About After the Fall
Humans must be silent. Humans must be obedient. Humans must be good.
All his life, John has tried to live by those rules. Most days, it’s not too difficult. A hundred and twenty years after The Fall, and a hundred years after the grays swept in to pick the last dregs of humanity out of the wreckage of a ruined world, John has found himself bonded to Martok Barden nee Black Hand, one of the “good” grays. Sure, Martok is broke, homeless, and borderline manic, but he’s always treated John like an actual person, and sometimes like a friend. It’s a better deal than most humans get.
But when Martok puts John’s bond up as collateral against an abandoned house in the woods that he hopes to turn into a wilderness retreat for wealthy grays, John learns that there are limits to Martok’s friendship. Soon he finds himself caught between an underworld boss who thinks Martok is something that he very much is not, a girl who was raised by feral humans and has nothing but contempt for pets like John, and Martok himself, whose delusions of grandeur seem to be finally catching up with him.
Also, not for nothing, something in the woods has been killing people.
John has sixty days before Martok’s loan comes due to unravel the mystery of how humans wound up holding the wrong end of the domestication stick and find a way to turn Martok’s half-baked plans into profit enough to buy back his life, all while avoiding getting butchered by feral humans or having his head crushed by an angry gray. Easy peasy, right?
After the Fall can be purchased at your local bookstore and on Amazon.
Unique take on Alien invasion and take over stories
Edward Ashton is one of the great science fiction writers of our time. He is up there with Martha Wells, Dan Simmons, and Scott Sigler. Ashton’s strengths in science fiction are that he knows how to research (making the science as acurate as it can be in fiction) and his focus on personal stories. He doesn’t cover the entire galaxy. I don’t need to know the entire political structure of the Grays in After the Fall, we get enough that inferring the society is enough.
After the Fall follows John, a human “pet” for one of the Grays (aliens who generations ago took over the Earth). We quickly learn that John’s Gray, Mortoc, is an opptimist. He is always ready for the next big thing. The only problem, the next big thing is wagered on John’s life. If they fail to start a bed and breakfast in a society that doesn’t value down time, John will be handed over to a particularly violent Gray.
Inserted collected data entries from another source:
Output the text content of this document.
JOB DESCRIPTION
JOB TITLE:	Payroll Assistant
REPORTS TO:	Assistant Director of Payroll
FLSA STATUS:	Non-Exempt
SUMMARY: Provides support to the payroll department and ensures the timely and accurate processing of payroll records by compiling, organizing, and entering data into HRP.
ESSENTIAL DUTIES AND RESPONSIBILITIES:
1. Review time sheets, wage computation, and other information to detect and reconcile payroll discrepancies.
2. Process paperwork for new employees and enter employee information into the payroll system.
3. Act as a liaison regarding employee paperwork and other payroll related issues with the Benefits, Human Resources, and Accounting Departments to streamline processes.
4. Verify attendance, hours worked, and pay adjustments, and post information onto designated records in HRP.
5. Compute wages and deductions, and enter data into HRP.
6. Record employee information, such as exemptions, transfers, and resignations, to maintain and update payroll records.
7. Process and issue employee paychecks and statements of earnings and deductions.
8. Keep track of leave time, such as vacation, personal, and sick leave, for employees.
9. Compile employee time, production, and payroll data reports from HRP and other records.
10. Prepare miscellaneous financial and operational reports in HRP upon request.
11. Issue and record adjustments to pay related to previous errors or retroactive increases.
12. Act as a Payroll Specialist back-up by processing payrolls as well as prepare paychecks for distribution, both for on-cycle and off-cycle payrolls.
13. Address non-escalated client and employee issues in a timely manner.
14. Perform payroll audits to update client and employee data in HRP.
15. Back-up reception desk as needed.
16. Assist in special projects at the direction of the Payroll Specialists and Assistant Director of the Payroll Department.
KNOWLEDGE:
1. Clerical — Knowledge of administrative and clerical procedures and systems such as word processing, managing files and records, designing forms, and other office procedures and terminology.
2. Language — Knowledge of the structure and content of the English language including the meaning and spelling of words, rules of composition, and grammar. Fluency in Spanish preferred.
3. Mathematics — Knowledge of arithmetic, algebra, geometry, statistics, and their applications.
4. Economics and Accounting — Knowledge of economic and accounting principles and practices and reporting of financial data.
The story contains moments from through out John’s life as he witnessed awful murders at the hands of the Grays intermixed with John’s relationship with Mortoc.
The book is so well written. There is no point where I skimmed ahead. I didn’t think any character was superfluous. The story was tight and touched on everything I felt like I needed to make the world and story make sense. This is sometimes difficult when your science fiction book isn’t a Brandon Sanderson length behemoth. I applaud Edward Ashton and the work he has done here. The book is so freaking good.
Did you know that Edward Ashton is a working scientist? He studies cancer. (This tid bit doesn’t have anything to do with the book, I just thought it was fascinating.)